You can customize the LaTeX output by copying the default template from :file:`sumatra/formatting/latex_template.tex`
to the :file:`.smt` subdirectory of your project, and then modifying it. The template uses the Jinja2_ templating
language.


Comparing records
-----------------

The web browser interface allows side-by-side comparison of pairs of records. A more limited comparison is
available on the command-line with :command:`smt diff`.


Deleting records
----------------

If your last computation failed because of a silly bug::

    $ smt delete

will remove it. Older records can be deleted by giving a list of labels::

    $ smt delete 20141203-093401 20141203-122344

or a list of tags::

    $ smt delete --tag tag1

If you want to also delete the data files generated by the computations, add the "--data" flag.
Records can also be deleted through the web browser interface.


Relocating a project
====================

If you need to move a Sumatra project to a new directory or a new computer, first copy all the files, ensuring that
the :file:`.smt` directory and its contents are also copied. We strongly suggest you also take a backup, and check
carefully that everything is working correctly in the new location before deleting the original.

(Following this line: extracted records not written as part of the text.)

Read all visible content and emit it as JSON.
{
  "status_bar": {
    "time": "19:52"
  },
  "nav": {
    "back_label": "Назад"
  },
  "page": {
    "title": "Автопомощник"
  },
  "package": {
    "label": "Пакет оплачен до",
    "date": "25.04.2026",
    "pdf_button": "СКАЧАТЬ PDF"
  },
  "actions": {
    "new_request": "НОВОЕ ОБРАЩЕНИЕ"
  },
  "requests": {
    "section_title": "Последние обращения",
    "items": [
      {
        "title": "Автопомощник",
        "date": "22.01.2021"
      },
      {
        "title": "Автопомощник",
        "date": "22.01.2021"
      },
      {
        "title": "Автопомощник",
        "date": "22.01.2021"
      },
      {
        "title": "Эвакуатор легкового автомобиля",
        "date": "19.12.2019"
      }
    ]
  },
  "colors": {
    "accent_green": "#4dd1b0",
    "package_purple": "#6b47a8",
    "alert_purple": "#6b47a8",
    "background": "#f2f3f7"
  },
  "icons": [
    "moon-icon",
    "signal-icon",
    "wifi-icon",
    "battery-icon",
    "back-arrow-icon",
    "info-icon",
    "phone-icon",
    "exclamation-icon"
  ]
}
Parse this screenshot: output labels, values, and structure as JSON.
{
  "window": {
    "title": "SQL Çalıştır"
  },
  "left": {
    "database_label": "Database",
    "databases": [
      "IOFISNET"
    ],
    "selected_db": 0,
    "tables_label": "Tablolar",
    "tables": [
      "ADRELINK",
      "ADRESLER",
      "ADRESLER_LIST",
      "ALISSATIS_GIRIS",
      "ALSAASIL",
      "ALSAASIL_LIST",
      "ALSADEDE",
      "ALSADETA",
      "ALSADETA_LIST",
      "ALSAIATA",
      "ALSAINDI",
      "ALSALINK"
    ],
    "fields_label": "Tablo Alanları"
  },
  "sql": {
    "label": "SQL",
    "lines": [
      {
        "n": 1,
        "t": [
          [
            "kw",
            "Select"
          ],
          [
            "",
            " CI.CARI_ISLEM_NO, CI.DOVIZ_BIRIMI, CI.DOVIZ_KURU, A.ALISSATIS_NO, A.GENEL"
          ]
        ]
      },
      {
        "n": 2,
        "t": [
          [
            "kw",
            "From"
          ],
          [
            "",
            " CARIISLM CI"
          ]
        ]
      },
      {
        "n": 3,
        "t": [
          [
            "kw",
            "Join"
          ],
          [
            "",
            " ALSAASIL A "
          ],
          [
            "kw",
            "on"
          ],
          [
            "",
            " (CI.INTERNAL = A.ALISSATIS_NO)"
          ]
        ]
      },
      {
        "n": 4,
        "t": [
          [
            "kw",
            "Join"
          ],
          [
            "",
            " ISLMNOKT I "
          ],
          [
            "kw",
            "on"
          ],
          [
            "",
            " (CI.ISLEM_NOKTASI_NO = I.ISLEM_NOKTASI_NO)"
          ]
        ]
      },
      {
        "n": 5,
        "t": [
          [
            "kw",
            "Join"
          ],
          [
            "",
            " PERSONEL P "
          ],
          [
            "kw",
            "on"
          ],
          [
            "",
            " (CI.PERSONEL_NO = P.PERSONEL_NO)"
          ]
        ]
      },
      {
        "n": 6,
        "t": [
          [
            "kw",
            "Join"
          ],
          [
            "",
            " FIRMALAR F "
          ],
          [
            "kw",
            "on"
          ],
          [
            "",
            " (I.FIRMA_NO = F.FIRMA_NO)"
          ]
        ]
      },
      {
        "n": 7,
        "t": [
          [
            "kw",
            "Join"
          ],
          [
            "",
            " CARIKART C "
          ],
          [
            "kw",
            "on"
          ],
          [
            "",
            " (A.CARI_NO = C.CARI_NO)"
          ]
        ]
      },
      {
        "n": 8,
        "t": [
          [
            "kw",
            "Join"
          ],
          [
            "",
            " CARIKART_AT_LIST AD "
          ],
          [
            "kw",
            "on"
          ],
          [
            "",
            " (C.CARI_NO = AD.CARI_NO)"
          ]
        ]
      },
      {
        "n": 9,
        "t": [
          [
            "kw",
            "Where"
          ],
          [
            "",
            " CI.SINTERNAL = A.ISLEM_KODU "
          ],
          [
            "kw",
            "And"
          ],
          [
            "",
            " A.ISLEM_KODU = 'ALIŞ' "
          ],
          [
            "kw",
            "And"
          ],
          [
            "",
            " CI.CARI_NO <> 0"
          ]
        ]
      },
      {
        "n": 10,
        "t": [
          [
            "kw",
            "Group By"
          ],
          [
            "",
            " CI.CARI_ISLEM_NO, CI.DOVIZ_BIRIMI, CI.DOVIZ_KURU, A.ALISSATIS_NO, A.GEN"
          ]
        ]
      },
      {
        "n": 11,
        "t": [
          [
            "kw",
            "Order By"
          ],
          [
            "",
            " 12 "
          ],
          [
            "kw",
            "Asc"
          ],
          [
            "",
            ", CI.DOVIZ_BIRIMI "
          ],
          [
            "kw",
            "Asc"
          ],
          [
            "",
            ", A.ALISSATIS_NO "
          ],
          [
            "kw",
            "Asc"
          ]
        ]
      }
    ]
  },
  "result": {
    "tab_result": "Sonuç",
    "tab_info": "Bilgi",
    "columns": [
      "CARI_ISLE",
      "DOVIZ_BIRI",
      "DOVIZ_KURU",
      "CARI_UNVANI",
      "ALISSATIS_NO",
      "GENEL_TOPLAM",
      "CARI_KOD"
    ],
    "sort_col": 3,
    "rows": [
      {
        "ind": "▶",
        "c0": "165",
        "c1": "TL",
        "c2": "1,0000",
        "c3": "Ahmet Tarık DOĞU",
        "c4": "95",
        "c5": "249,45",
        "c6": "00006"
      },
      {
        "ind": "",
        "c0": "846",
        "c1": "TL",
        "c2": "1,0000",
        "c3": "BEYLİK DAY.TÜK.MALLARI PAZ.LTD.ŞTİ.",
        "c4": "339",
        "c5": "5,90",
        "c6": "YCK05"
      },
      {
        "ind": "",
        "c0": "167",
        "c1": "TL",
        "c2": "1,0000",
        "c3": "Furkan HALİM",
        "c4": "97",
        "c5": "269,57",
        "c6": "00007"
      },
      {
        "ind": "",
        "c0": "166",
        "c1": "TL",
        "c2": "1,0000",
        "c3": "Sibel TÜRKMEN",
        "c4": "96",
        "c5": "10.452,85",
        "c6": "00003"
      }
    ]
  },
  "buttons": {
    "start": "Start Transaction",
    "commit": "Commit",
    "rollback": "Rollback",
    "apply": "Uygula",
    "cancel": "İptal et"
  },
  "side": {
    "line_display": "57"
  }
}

You will next need to update the project configuration to reflect the new location. Supposed you created your project
with the default settings, so that your record store is in :file:`.smt/records` and your output data is stored under
the :file:`Data` subdirectory, run the following in the new location::

    $ smt configure --store .smt/records --repository . --datapath Data

Alternatively, you can manually edit :file:`.smt/project`.

If you have also moved the data associated with your project, you will need to update the paths stored in the
record store::

    $ smt migrate --datapath Data

If you are using the archive or mirror options for your data (see :doc:`handling_data`) you may also need to migrate
those paths/URLs.


.. _reStructuredText: http://docutils.sourceforge.net/rst.html
.. _Jinja2: http://jinja.pocoo.org